Il démontra que le gouvernement ne fait rien : 10 pour l’industrie : 20 pour le commerce ; 30 pour la colonisation ; 40 pour l’éducation. Puis il fit justice des prétendues mesures admirables du gouvernement, qui ne sont que de l’argent jeté à l’eau. Il prouva ensuite l’incurie des ministres et leurs malversations. C’était clair comme deux et deux font quatre ; et aucun doute ne s’éleva dans l’esprit des auditeurs.

Le ministre se leva alors et entreprit de réfuter Édouard. Voyant que ses tirades ne prenaient pas beaucoup, il tenta les personnalités et laissa avec dédain tomber les yeux sur son jeune adversaire. Les bras croisés, avec un calme superbe, Édouard tourna vers lui son regard droit et clair, qui fit baisser les yeux à Potvin, comme un hibou auquel on montre la lumière.

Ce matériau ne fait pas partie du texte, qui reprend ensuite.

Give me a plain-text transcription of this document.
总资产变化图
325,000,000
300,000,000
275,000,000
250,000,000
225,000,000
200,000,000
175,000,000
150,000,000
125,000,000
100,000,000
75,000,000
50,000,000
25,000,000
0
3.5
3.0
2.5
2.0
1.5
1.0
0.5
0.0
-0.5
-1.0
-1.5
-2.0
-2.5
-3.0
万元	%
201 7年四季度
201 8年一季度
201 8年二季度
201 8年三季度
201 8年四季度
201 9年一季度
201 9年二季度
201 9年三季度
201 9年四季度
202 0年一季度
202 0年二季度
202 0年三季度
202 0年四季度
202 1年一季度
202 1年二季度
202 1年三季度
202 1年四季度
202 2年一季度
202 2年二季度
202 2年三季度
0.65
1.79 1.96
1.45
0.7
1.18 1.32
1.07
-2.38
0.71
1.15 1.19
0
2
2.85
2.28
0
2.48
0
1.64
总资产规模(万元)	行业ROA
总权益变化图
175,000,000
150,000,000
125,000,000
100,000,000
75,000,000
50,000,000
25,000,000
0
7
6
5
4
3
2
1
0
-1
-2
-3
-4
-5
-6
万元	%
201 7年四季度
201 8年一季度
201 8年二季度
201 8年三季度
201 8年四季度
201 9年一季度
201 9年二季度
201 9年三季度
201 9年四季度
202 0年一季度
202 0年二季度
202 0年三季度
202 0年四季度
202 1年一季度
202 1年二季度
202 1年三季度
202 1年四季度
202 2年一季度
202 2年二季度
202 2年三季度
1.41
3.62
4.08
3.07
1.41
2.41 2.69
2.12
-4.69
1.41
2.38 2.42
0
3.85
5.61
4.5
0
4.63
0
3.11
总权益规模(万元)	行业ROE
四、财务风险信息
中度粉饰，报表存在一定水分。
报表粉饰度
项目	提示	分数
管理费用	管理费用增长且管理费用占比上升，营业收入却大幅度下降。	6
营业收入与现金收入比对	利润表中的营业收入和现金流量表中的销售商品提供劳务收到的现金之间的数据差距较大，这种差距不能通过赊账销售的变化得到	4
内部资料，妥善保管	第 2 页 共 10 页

Quand Édouard se leva pour répondre, une tempête grondait en lui.

Il se contint cependant et commença, d’une voix un peu au-dessous de son diapason ordinaire, mais qui portait au loin.

Il fit un parallèle entre Bigot, d’odieuse et sinistre mémoire, et l’administration actuelle, qui fit frémir ; et il conclut en disant : « Bigot sortait d’une cour corrompue et éhontée ; vous, vous êtes l’indigne descendant d’une race de héros et de preux ; vous avez volé, tous deux, mais je vous préfère encore Bigot, car, en les affamant, il ne volait que la vie à nos pères ; vous, monsieur le ministre, par votre exemple et par votre conduite honteuse, vous leur volez l’honneur et le patriotisme, et c’est pire. »

« Voilà, » ajouta-t-il, avec un geste qui électrisa la foule, « voilà ce qui reste pour tenir la place de Papineau, de Morin et de Lafontaine : un sans patriotisme, un vulgaire noceur. »

« Eh ! bien, monsieur le ministre, vous avez raison : jouissez de la vie et ne vous souciez pas des affaires du pays, car vous êtes indigne de vous en occuper. »

L’honorable Potvin blêmit et voulut répondre ; mais l’heure de la discussion était passée et c’est ce qu’on lui fit comprendre.

Cette journée fut un succès pour Édouard, succès qui ne fit que grandir, car il allait de paroisse en paroisse, parlant avec une conviction et un feu irrésistible.

Aussi était-il joliment fatigué, le soir de la votation.

Giroux avait voulu qu’il se reposât chez lui et s’était chargé du soin de le renseigner sur l’issue de la lutte.